TRANSFERRING your motor insurance business to a different insurance, company is not an unusual occurance these day. Many brokers are often on the lookout for the best deal for their clients on both price and service, grounds. But the same sort of transfer should not be encouraged when it comes to life assurance cover.
Mr J. bought an indexed life assurance savings policy six years ago. He began paying £40 a week which has now risen to £70 as a result of the indexing.
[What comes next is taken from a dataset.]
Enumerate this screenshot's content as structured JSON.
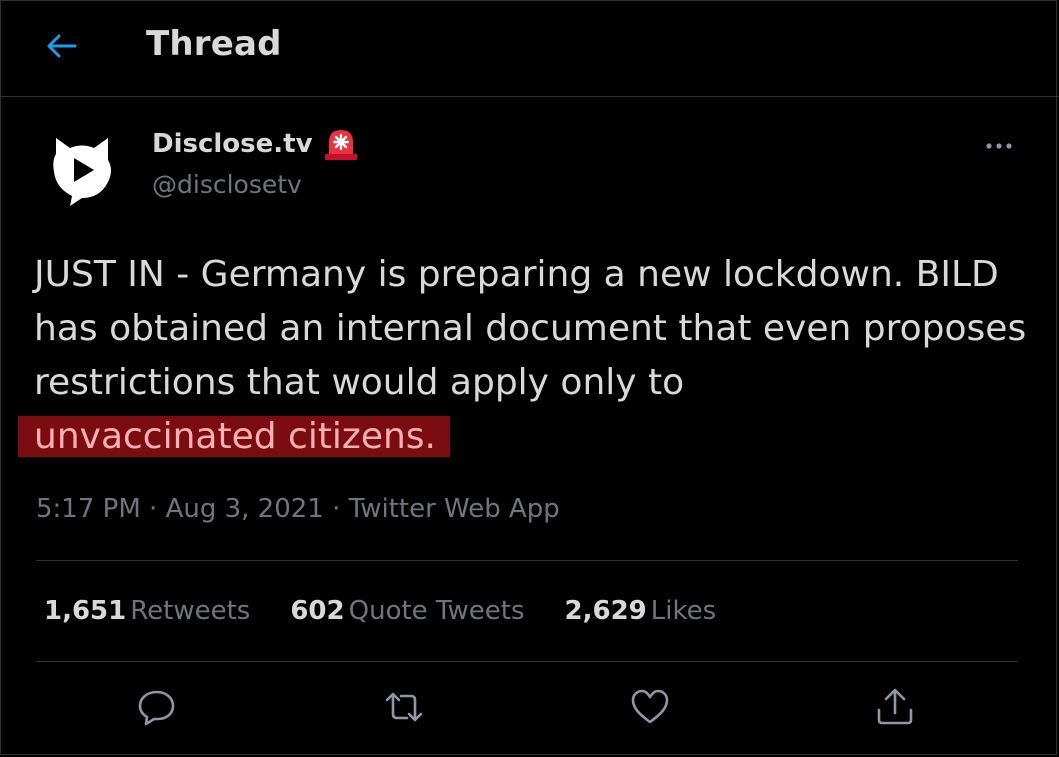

Back in 1990 there was no compunction on the part of the sales agent who sold him this policy to reveal that nearly the first two years of his contributions were going to be absorbed by up front commissions and costs or that every year the extra 10 per cent he paid in the form of the indexing would also be subject to a whole new set of commissions and charges. (The life industry justified this on the grounds that the indexed amount was, in effect, a new policy, rather than simply an enhanced payment on an existing one.)
Recently, the salesman who sold Mr J. his policy showed up at his place of employment and informed him he had moved companies and that his new firm had brought out a much better life assurance policy. All he needed to do was to encash his old one and make a single lump sum payment into the new one and then continue to pay the same regular amount in contributions each month. The ultimate value of his investment would be "enhanced", said the salesman by doing this.
Nothing, of course could be further from the truth. By encashing his policy which was designed as a long term savings vehicle - after just six years Mr J. will effectively lose his first two years worth of contributions which amount to just over £1,000. The remaining fund will probably not even be worth what he has contributed. The salesman on the other hand will have achieved another sale with which to impress his new company and receive yet another hefty commission for "churning" this customer's policy.
A spokesman for the Irish Insurance Federation told Family Money that "we take a dim view, of churning life policies because the policy holder is disadvantaged. It is perfectly fine for a financial adviser who moves to, another company to keep looking after old clients either by updating non life policies or by selling them new products. The problem arises when they try to move existing life policies."
The IIF spokesman said that salespeople who churn their clients "have no place in the industry and should be dismissed" but had no statistical evidence about the frequency of the problem or the numbers of dismissals each year for this reason. He said that clients who believe they have been churned, or where an attempt has been made to substitute one policy for another should contact the insurance companies concerned or the IIF Information Service, "and we will try to follow it up. The difficulty is that churning is a very hard thing to prove," even though he admitted that some salespeople actually recommend "the substitution in writing to their clients."
In Mr J's case, the churning was prevented when his original insurance company contacted him to ask why he had signed an order to encash his six year old policy. Had the company not followed up the order Mr J. would now be saving with a different insurer and would be worse off financially.
(To improve his fund's performance even further he should now cancel any further indexing of his contributions.)
Churning may be a difficult case to prove in some instances, but where blatant cases occur the agent concerned should not only be dismissed by the company but also struck off the IIF's register of intermediaries. Companies that harbour churners should be investigated and fined, as they are in Britain where statutes are in place to regulate the investment industry. Until such regulation is passed here, people like Mr J. will be vulnerable to a system in which salespeople are driven by commission and only kept in check by voluntary guidelines.